The public pension fund said it may become a net seller of bonds to cover payments in the world's fastest aging society.

The Government Pension Investment Fund forecast in September that it would sell ¥4 trillion in assets in the business year ending March 31 to fund payouts. Sales may be less than that in the year starting April 1 as bonds reach maturity, said Takahiro Mitani, president of the fund, known as GPIF.

Overseeing ¥117.6 trillion, the fund is the world's largest.

"We will likely be a net seller in the market," Mitani, a former executive director at the Bank of Japan, said in a recent interview. "We certainly have to come up with an adequate amount" to pay pensions, he said, declining to elaborate on the amount.

Sales by the fund, which helps oversee public pension funds for 37 million retirees, comes as the first of the baby boomers are set to turn 65 in 2012, making them eligible for pension payments.

In the year that ended last March, GPIF raised ¥720 billion in part through selling assets to fund the payouts. Almost 40 percent of the population will be older than retirement age in 2050, according to the statistics office.

GPIF, historically one of the biggest buyers of Japanese debt, held ¥82.4 trillion in domestic bonds, or 70 percent of its assets, as of September, according to the fund's latest quarterly financial statement.

That compares with ¥12.6 trillion in Japanese stocks, or 10.7 percent, ¥9.6 trillion, or 8.2 percent, in foreign bonds and ¥11.5 trillion, or 9.7 percent, in overseas stocks.

GPIF is the biggest pension fund in the world by assets under management, according to the Towers Watson Global 300 survey in September, followed by Norway's government pension fund.

The fund, which set out a five-year investment plan last March, said it will continue to allocate about two-thirds of its assets to domestic bonds, 11 percent to Japanese stocks, 8 percent to foreign bonds, 9 percent to overseas equities and 5 percent to short-term assets until March 2015.

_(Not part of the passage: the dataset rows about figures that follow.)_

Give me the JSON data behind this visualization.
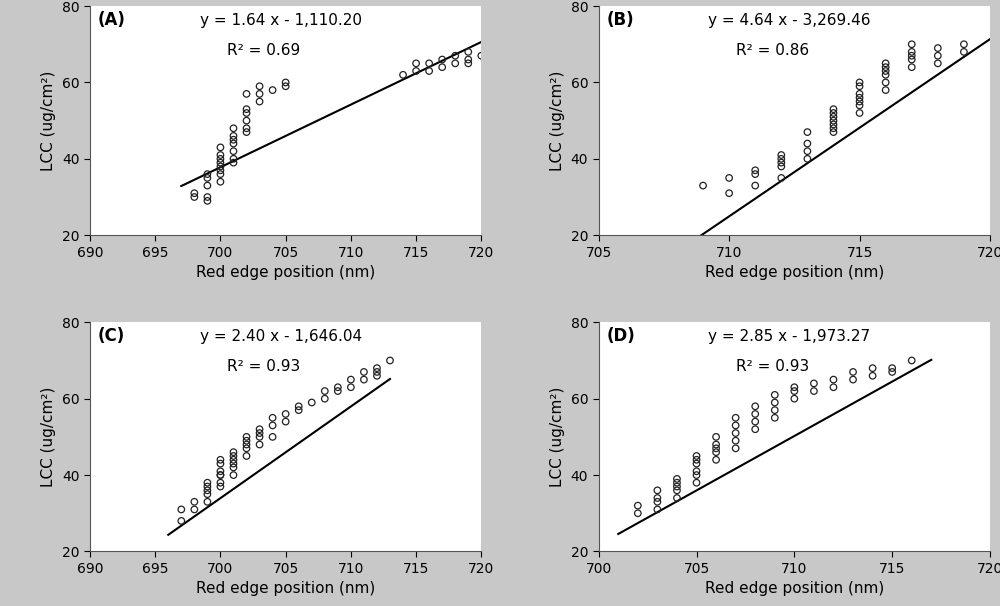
{
  "panels": [
    {
      "label": "(A)",
      "equation": "y = 1.64 x - 1,110.20",
      "r2": "R² = 0.69",
      "slope": 1.64,
      "intercept": -1110.2,
      "xlim": [
        690,
        720
      ],
      "ylim": [
        20,
        80
      ],
      "xticks": [
        690,
        695,
        700,
        705,
        710,
        715,
        720
      ],
      "yticks": [
        20,
        40,
        60,
        80
      ],
      "xlabel": "Red edge position (nm)",
      "ylabel": "LCC (ug/cm²)",
      "line_xmin": 697,
      "line_xmax": 720,
      "scatter_x": [
        698,
        698,
        699,
        699,
        699,
        699,
        699,
        700,
        700,
        700,
        700,
        700,
        700,
        700,
        700,
        701,
        701,
        701,
        701,
        701,
        701,
        701,
        702,
        702,
        702,
        702,
        702,
        702,
        703,
        703,
        703,
        704,
        705,
        705,
        714,
        715,
        715,
        716,
        716,
        717,
        717,
        718,
        718,
        719,
        719,
        719,
        720
      ],
      "scatter_y": [
        30,
        31,
        29,
        30,
        33,
        35,
        36,
        34,
        36,
        37,
        38,
        39,
        40,
        41,
        43,
        39,
        40,
        42,
        44,
        45,
        46,
        48,
        47,
        48,
        50,
        52,
        53,
        57,
        55,
        57,
        59,
        58,
        59,
        60,
        62,
        63,
        65,
        63,
        65,
        64,
        66,
        65,
        67,
        65,
        66,
        68,
        67
      ]
    },
    {
      "label": "(B)",
      "equation": "y = 4.64 x - 3,269.46",
      "r2": "R² = 0.86",
      "slope": 4.64,
      "intercept": -3269.46,
      "xlim": [
        705,
        720
      ],
      "ylim": [
        20,
        80
      ],
      "xticks": [
        705,
        710,
        715,
        720
      ],
      "yticks": [
        20,
        40,
        60,
        80
      ],
      "xlabel": "Red edge position (nm)",
      "ylabel": "LCC (ug/cm²)",
      "line_xmin": 707.5,
      "line_xmax": 720,
      "scatter_x": [
        709,
        710,
        710,
        711,
        711,
        711,
        712,
        712,
        712,
        712,
        712,
        713,
        713,
        713,
        713,
        714,
        714,
        714,
        714,
        714,
        714,
        714,
        715,
        715,
        715,
        715,
        715,
        715,
        715,
        716,
        716,
        716,
        716,
        716,
        716,
        717,
        717,
        717,
        717,
        717,
        718,
        718,
        718,
        719,
        719
      ],
      "scatter_y": [
        33,
        31,
        35,
        33,
        36,
        37,
        35,
        38,
        39,
        40,
        41,
        40,
        42,
        44,
        47,
        47,
        48,
        49,
        50,
        51,
        52,
        53,
        52,
        54,
        55,
        56,
        57,
        59,
        60,
        58,
        60,
        62,
        63,
        64,
        65,
        64,
        66,
        67,
        68,
        70,
        65,
        67,
        69,
        68,
        70
      ]
    },
    {
      "label": "(C)",
      "equation": "y = 2.40 x - 1,646.04",
      "r2": "R² = 0.93",
      "slope": 2.4,
      "intercept": -1646.04,
      "xlim": [
        690,
        720
      ],
      "ylim": [
        20,
        80
      ],
      "xticks": [
        690,
        695,
        700,
        705,
        710,
        715,
        720
      ],
      "yticks": [
        20,
        40,
        60,
        80
      ],
      "xlabel": "Red edge position (nm)",
      "ylabel": "LCC (ug/cm²)",
      "line_xmin": 696,
      "line_xmax": 713,
      "scatter_x": [
        697,
        697,
        698,
        698,
        699,
        699,
        699,
        699,
        699,
        700,
        700,
        700,
        700,
        700,
        700,
        700,
        701,
        701,
        701,
        701,
        701,
        701,
        702,
        702,
        702,
        702,
        702,
        703,
        703,
        703,
        703,
        704,
        704,
        704,
        705,
        705,
        706,
        706,
        707,
        708,
        708,
        709,
        709,
        710,
        710,
        711,
        711,
        712,
        712,
        712,
        713
      ],
      "scatter_y": [
        28,
        31,
        31,
        33,
        33,
        35,
        36,
        37,
        38,
        37,
        38,
        40,
        40,
        41,
        43,
        44,
        40,
        42,
        43,
        44,
        45,
        46,
        45,
        47,
        48,
        49,
        50,
        48,
        50,
        51,
        52,
        50,
        53,
        55,
        54,
        56,
        57,
        58,
        59,
        60,
        62,
        62,
        63,
        63,
        65,
        65,
        67,
        66,
        67,
        68,
        70
      ]
    },
    {
      "label": "(D)",
      "equation": "y = 2.85 x - 1,973.27",
      "r2": "R² = 0.93",
      "slope": 2.85,
      "intercept": -1973.27,
      "xlim": [
        700,
        720
      ],
      "ylim": [
        20,
        80
      ],
      "xticks": [
        700,
        705,
        710,
        715,
        720
      ],
      "yticks": [
        20,
        40,
        60,
        80
      ],
      "xlabel": "Red edge position (nm)",
      "ylabel": "LCC (ug/cm²)",
      "line_xmin": 701,
      "line_xmax": 717,
      "scatter_x": [
        702,
        702,
        703,
        703,
        703,
        703,
        704,
        704,
        704,
        704,
        704,
        705,
        705,
        705,
        705,
        705,
        705,
        706,
        706,
        706,
        706,
        706,
        707,
        707,
        707,
        707,
        707,
        708,
        708,
        708,
        708,
        709,
        709,
        709,
        709,
        710,
        710,
        710,
        711,
        711,
        712,
        712,
        713,
        713,
        714,
        714,
        715,
        715,
        716
      ],
      "scatter_y": [
        30,
        32,
        31,
        33,
        34,
        36,
        34,
        36,
        37,
        38,
        39,
        38,
        40,
        41,
        43,
        44,
        45,
        44,
        46,
        47,
        48,
        50,
        47,
        49,
        51,
        53,
        55,
        52,
        54,
        56,
        58,
        55,
        57,
        59,
        61,
        60,
        62,
        63,
        62,
        64,
        63,
        65,
        65,
        67,
        66,
        68,
        67,
        68,
        70
      ]
    }
  ],
  "fig_bg": "#c8c8c8",
  "panel_bg": "#ffffff",
  "marker_facecolor": "none",
  "marker_edgecolor": "#222222",
  "marker_size": 22,
  "marker_linewidth": 0.9,
  "line_color": "#000000",
  "line_width": 1.5,
  "label_fontsize": 11,
  "tick_fontsize": 10,
  "annotation_fontsize": 11,
  "panel_label_fontsize": 12
}
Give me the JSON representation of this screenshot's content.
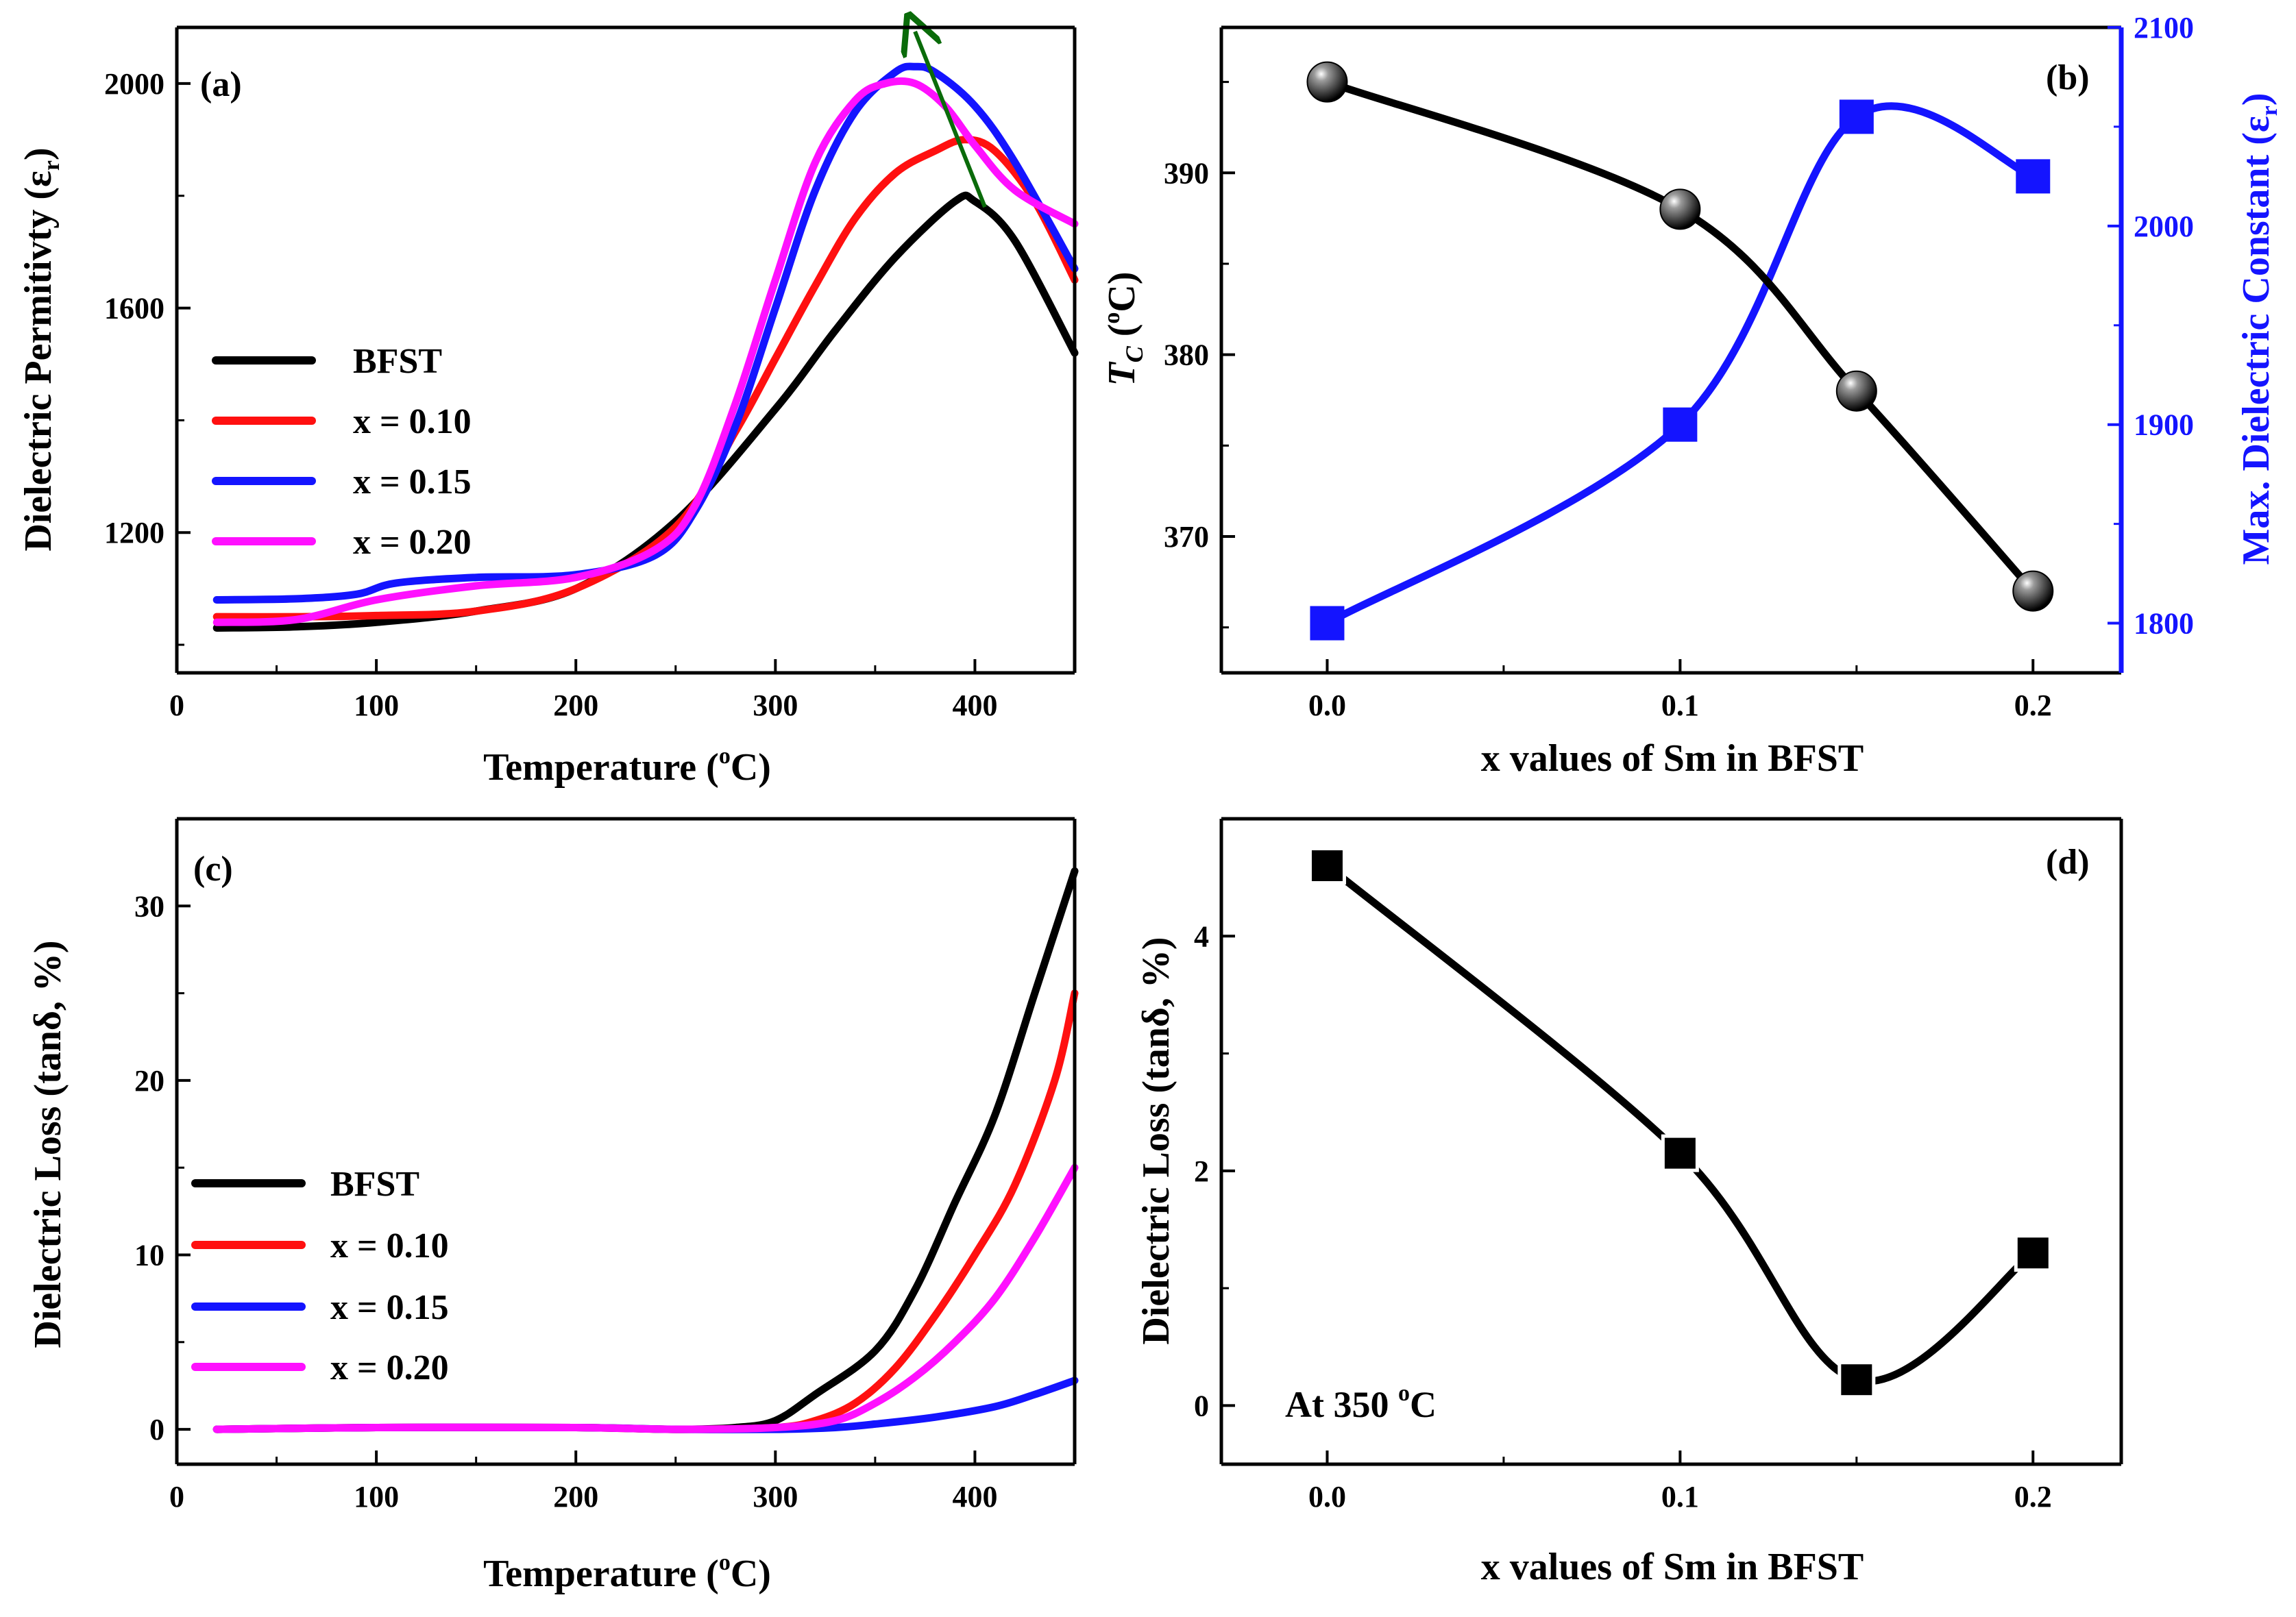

"They need to sell, otherwise it's not enough," said Takahiro Tsuchiya, a strategist at Daiwa Institute of Research Ltd. "Because their allocation is already decided, they'll probably sell the asset classes that have increased in price."

GPIF doesn't plan to invest in alternative assets like commodities, real estate, infrastructure, private equity or hedge funds because the risks don't suit its strategy, Mitani said.